On the other side from all the happiness, I got a very large hate within it...My new dog, Buddy. He's almost a year old now and I hate him with every new burning scratch he's given me on my arm from our last 'little' play outside...Of course, since I put my old (deceased), wonderful, kind, gentle, obedient dog outside he'd come right in, this one doesn't want to come in. He wants to be outside too much, since I took care of the Kodyak when I come home since mom's not here to do it, obviously I got the job of taking care of Buddy.

It's not like I'm getting payed or anything to do it, but I don't care if she pays me a million dollars a day, I'm not putting up with this s**t anymore. He thinks playing is jumping at you and chewing at your arm, I was trying to get him inside because it was raining and I didn't want to be outside...oh how I wished that he chewed on something again and would get put in his crate again so I wouldn't have to put him outside...oh well...I don't care if his bladder bursts, I'm not putting that disgraceful rabid rat outside.
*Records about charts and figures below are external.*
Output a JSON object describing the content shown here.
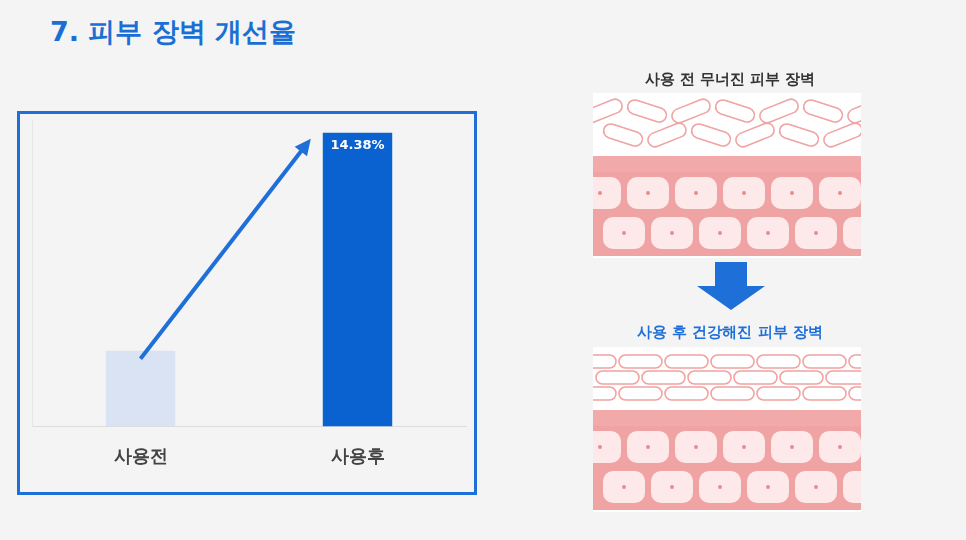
{
  "chart_data": {
    "type": "bar",
    "title": "7. 피부 장벽 개선율",
    "categories": [
      "사용전",
      "사용후"
    ],
    "values": [
      3.7,
      14.38
    ],
    "value_labels": [
      null,
      "14.38%"
    ],
    "colors": [
      "#dae3f3",
      "#0a62d0"
    ],
    "ylim": [
      0,
      15
    ],
    "grid": false,
    "data_labels": true,
    "tick_labels": "x"
  },
  "diagram": {
    "before_label": "사용 전 무너진 피부 장벽",
    "after_label": "사용 후 건강해진 피부 장벽"
  }
}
I don't care how -precious- he is, I'm not doing it, I'm going to talk to my mom later about it so she can come up with an alternative. I'm not putting up with it, she can threaten me all she wants and say he'll learn in obedience but I ain't falling for it, I knew he was another family member that would destroy my life little by little like the others the moment I saw him at the bottom of my stairs...oh how I wish we got Kaiser...he was so much smaller and cuter and more gentle... sad Why does everything take a turn for the worst? *twitches...* Oh well, I'll be taking a turn for the better by ignoring him and not doing anything with him...he's officially lost my attention, he doesn't deserve it, stupid respectless oversized rat...-_-

I can't really complain, things could be worse. School could be a total wreck zone making my life totally miserable. One of the best parts is that they have vending machines with root beer right ouside my gym class... ninja hehehehe, that's all.